McCain seems more mature, but also more sophisticated. She interacts with the public by writing, she’s interested in portraying herself as someone with good taste, and she’s got a degree from Columbia University. And even though McCain is often teased about having a silly side, she insists that her world is the same world of tasteful urban sophistication that her liberal critics spring from. Palin dropped out of college, and is currently participating in the show “Dancing With The Stars”, a bit of hokey American kitsch.
In the symbolic contest between these two, Palin is the clear winner. Catering to the tabloid media and becoming a punch line because of an incoherent public persona (the abstinence-only queen who didn’t and probably still doesn’t abstain) may seem more childish than McCain’s methods, but it also means you have more popularity and esteem with the public. McCain is treated like she’s silly and kind of dumb in liberal circles and absolutely loathed by the conservative base, which calls her a RINO (Republican In Name Only). Palin, on the contrary, makes liberals feel like she’s mostly off-limits because of her youth and obvious feelings of being in over her head, but tends to mostly be well-liked by the conservative base.
The difference reflects the sense that the grown-ups have lost control over the Republican party, and a bunch of brats have come in to the house to destroy the place. Tea Partiers have a tendency to get together and make a lot of bold statements about nothing in particular—opposing “socialism” while angrily defending Medicare against imaginary threats, suggesting the President isn’t an American citizen, panicking about threats they don’t dare spell out for fear that they’re politically incorrect. Palin doesn’t have that kind of anger about her, but when she makes her occasional stabs at saying something meaningful in public, you walk away with the same sense that she used up a lot of air in saying nothing of substance at all.

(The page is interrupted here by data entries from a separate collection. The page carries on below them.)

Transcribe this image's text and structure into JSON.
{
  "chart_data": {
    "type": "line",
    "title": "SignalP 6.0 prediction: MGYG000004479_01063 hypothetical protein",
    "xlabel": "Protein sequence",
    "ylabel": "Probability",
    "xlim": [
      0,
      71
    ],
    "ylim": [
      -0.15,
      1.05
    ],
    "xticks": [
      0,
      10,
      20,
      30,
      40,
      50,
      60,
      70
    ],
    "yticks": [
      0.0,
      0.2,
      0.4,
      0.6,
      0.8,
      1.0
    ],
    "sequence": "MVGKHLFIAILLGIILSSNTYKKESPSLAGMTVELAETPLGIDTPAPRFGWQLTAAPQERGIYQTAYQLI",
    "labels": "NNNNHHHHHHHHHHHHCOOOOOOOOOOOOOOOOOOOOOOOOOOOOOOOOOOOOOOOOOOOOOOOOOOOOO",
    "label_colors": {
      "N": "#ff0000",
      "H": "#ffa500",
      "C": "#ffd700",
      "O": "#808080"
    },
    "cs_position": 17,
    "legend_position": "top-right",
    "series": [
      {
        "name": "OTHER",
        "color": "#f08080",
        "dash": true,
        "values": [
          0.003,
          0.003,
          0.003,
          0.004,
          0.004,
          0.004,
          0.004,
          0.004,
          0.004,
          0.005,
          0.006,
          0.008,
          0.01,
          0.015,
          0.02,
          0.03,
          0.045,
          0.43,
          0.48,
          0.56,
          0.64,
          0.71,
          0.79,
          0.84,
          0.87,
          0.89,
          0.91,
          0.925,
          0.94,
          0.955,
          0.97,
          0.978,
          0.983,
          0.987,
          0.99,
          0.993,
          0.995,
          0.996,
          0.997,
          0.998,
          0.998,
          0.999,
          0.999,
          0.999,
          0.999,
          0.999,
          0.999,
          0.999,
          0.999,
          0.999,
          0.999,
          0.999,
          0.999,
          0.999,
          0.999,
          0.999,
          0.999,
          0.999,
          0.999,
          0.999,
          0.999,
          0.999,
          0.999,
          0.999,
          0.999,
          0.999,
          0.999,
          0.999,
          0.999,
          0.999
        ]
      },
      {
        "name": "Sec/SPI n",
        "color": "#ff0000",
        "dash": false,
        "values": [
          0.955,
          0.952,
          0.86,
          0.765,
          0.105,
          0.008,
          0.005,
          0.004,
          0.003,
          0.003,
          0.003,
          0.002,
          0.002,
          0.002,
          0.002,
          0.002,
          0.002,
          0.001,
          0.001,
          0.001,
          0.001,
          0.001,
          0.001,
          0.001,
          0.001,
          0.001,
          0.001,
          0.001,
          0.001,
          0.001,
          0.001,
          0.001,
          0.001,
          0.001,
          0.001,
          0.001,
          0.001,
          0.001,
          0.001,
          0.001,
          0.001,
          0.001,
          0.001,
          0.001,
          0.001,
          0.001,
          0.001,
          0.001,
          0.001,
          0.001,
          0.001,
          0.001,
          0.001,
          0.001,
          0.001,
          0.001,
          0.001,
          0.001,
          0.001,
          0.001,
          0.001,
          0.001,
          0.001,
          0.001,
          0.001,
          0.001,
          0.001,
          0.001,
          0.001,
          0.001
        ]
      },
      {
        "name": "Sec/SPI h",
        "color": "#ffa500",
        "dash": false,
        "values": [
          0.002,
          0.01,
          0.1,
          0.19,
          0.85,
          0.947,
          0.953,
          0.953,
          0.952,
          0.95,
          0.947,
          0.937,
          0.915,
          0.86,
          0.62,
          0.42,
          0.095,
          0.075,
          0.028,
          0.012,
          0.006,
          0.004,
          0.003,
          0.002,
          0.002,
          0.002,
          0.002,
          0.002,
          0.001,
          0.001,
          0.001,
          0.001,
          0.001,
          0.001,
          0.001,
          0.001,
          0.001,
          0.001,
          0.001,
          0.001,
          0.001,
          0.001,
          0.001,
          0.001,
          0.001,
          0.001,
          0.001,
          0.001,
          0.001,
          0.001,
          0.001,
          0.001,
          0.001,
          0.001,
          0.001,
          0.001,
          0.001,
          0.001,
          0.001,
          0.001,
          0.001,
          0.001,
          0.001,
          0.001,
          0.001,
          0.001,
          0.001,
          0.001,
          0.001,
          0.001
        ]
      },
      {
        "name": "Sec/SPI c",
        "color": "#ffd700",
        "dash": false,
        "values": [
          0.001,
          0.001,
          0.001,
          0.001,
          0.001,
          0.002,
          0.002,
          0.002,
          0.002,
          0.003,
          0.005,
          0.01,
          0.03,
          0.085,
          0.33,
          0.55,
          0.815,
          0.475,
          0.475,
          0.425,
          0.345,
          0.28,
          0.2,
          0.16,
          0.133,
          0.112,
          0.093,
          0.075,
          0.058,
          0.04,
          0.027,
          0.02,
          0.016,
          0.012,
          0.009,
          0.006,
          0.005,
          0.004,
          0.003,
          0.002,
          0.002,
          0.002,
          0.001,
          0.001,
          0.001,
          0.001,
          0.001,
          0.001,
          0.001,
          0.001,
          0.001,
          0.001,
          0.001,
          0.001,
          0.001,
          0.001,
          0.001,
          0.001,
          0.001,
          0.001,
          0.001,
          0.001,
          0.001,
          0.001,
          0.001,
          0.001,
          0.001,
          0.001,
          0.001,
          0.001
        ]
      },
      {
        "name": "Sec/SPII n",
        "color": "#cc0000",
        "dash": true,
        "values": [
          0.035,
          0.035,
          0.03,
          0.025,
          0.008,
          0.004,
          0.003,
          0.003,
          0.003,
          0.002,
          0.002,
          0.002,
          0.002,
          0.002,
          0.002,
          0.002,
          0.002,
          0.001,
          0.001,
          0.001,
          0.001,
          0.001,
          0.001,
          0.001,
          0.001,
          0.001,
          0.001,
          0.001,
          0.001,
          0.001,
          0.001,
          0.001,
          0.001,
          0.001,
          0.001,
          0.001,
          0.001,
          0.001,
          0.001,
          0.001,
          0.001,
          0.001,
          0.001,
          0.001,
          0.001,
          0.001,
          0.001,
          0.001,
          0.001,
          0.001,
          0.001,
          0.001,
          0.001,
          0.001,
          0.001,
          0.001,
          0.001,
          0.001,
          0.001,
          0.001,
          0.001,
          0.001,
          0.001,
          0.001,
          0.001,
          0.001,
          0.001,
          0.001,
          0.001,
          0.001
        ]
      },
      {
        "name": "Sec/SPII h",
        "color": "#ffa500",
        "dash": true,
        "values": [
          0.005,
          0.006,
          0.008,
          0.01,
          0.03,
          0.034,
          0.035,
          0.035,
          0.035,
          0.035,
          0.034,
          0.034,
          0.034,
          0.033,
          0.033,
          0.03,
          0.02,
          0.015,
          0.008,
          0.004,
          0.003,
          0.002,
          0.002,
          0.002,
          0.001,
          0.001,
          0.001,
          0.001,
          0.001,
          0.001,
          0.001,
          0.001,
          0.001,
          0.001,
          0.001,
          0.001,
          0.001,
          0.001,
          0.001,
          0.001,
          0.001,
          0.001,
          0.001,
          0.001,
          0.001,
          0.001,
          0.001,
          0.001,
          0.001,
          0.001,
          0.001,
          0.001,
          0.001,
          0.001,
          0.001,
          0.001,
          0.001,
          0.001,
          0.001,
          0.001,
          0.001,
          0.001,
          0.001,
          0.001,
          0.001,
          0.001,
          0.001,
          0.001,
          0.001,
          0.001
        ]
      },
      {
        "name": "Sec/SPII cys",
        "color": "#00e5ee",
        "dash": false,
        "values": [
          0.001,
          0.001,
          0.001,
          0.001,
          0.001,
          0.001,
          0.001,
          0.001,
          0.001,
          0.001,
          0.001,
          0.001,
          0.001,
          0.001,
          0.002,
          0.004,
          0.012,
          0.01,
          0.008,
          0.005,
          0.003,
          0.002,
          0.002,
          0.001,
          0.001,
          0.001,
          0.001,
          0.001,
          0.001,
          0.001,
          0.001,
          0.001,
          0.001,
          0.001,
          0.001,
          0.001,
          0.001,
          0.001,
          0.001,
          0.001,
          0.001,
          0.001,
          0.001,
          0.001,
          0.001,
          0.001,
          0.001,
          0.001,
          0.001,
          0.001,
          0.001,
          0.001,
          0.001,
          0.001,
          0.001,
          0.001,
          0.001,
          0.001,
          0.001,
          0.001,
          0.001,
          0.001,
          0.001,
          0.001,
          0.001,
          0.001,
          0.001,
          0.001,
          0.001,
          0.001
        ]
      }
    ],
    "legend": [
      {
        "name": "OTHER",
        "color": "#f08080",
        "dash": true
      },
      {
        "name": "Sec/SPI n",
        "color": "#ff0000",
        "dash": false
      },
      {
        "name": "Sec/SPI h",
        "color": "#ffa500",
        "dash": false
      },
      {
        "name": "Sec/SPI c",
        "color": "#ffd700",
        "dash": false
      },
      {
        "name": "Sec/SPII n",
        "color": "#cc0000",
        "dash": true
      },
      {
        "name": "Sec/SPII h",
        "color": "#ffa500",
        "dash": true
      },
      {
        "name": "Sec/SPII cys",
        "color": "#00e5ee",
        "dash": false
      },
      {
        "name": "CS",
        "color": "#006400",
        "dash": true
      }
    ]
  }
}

Sometimes I look at Bristol Palin, and my heart goes out to her for feeling like she has to talk at length about stuff she either doesn’t believe or care much about. I wish she’d take a page out of Meghan McCain’s book, and start living her public life more as the adult she is. Right now, she stands in for a new politics that are sweeping the nation, one where identity and image matter so much more than substance that they completely wipe out any relevance that substance may have once had.